During the planned network maintenance in our data center earlier this week the internet uplink of your services was lost for about one hour.
We are sorry for the unexpected and prolonged downtime.
Our investigation showed a complex interaction of multiple factors that led to the outage and also a delayed remediation:
- The data center performed the planned software upgrades on their switches which required a reboot of those switches. The reboot of each switch took around 30 minutes. Switches for customers with redundant uplinks were rebooted sequentially after the previous switch finished its update and reboot and all the customer ports were online again.
- We have fully redundant routers with automatic failover both on our side of the data center and our data center provider’s side. We use keepalived and BGP for automatic fail-overs. When the first switch rebooted the failover happened automatically and without any noticeable impact for our customers.
- Our routers use data-center grade Intel X710 network cards on a 10G fibre connection for our uplink to the data center. We identified a firmware bug in those routers where after a loss of link (like it happens during a switch reboot) the link may not come back up correctly. We noticed this after the fail-over.
- As we have good relationships with the data center personnel we contacted them through personal messenger to remind them of this situation to let us know when the switch comes back up so we can ensure the link getting re-established. Unfortunately, due to being focussed on the maintenance, this message wasn’t read until after the incident was resolved.
- We unsuccessfully tried to trigger the appropriate commands on the first router with the affected links but were not aware of the status of the switch on the other side of the link. We tried recovering the link for about 30 minutes until giving up. We later learned that the remote switch took around 33 minutes to reboot and that there was a gap of around 45 minutes until the second switch would be rebooted.
- The switches that were rebooted did show the link to be operational correctly, but didn’t indicate any issue from the data center side. The BGP session was dropped, but unfortunately - as the maintenance was focussed on L2 connectivity - wasn’t checked for healthiness before continuing to reboot the second switch.
- The reboot of the second switch caused our data center internet access to be completely cut off and the second router was also trapped in the Intel firmware bug.
- We got alerted that data center internet connectivity was lost and started investigating the situation. Using
traceroute we saw the connectivity was lost a few hops in front of our routers and we considered this to be a data center wide issue. The maintenance notification from the data center indicated that they may experience short connectivity losses and we decided to let them work through their maintenance and avoid bombarding them with requests for known issues.
- It later turned out that the issue was not data center wide, but that a specific hop in front of our routers did not respond to
traceroute requests while our downstream routers were offline. The check we performed thus gave us false information.
- Unfortunately, the data center did not expect any outage for customers with redundant uplinks like ours and did not see widespread issues.
- We monitored the situation and saw changing results through our
traceroute requests while still under the impression of getting reliable results. After 38 minutes we contacted the data center emergency support and immediately got the information that they were not aware of any issues.

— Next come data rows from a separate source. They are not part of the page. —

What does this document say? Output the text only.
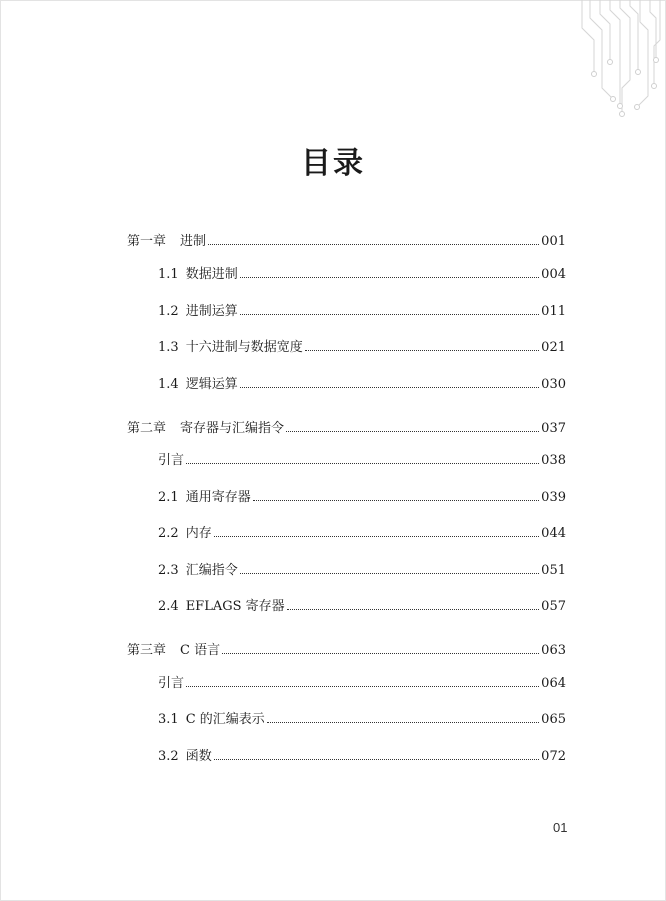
目录
第一章 进制	001
1.1 数据进制	004
1.2 进制运算	011
1.3 十六进制与数据宽度	021
1.4 逻辑运算	030
第二章 寄存器与汇编指令	037
引言	038
2.1 通用寄存器	039
2.2 内存	044
2.3 汇编指令	051
2.4 EFLAGS 寄存器	057
第三章 C 语言	063
引言	064
3.1 C 的汇编表示	065
3.2 函数	072
01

- Within the next 20 minutes we were in touch with the proper personnel at the data center, analyzed the situation and talked the hands on support through the process of logging into one of our routers' console and typing the proper recovery command (a simple
ethtool -r ethtr on one of the routers sufficed).
- We saw immediate service recovery after this and were able to revive the second router through our regular out-of-band network.
Learnings and next steps
We analysed the incident internally and collaborated with the data center personnel and other network operators from the DENOG and came to the following conclusions and next steps:
- The firmware situation and reliability for the widely used Intel X710 cards is confusing at best. We will investigate both updating the firmware and also replacing this type of card in one of the routers with a card from a different manufacturer (Mellanox comes to mind) to ensure that the redundant routers will be less prone to identical bugs.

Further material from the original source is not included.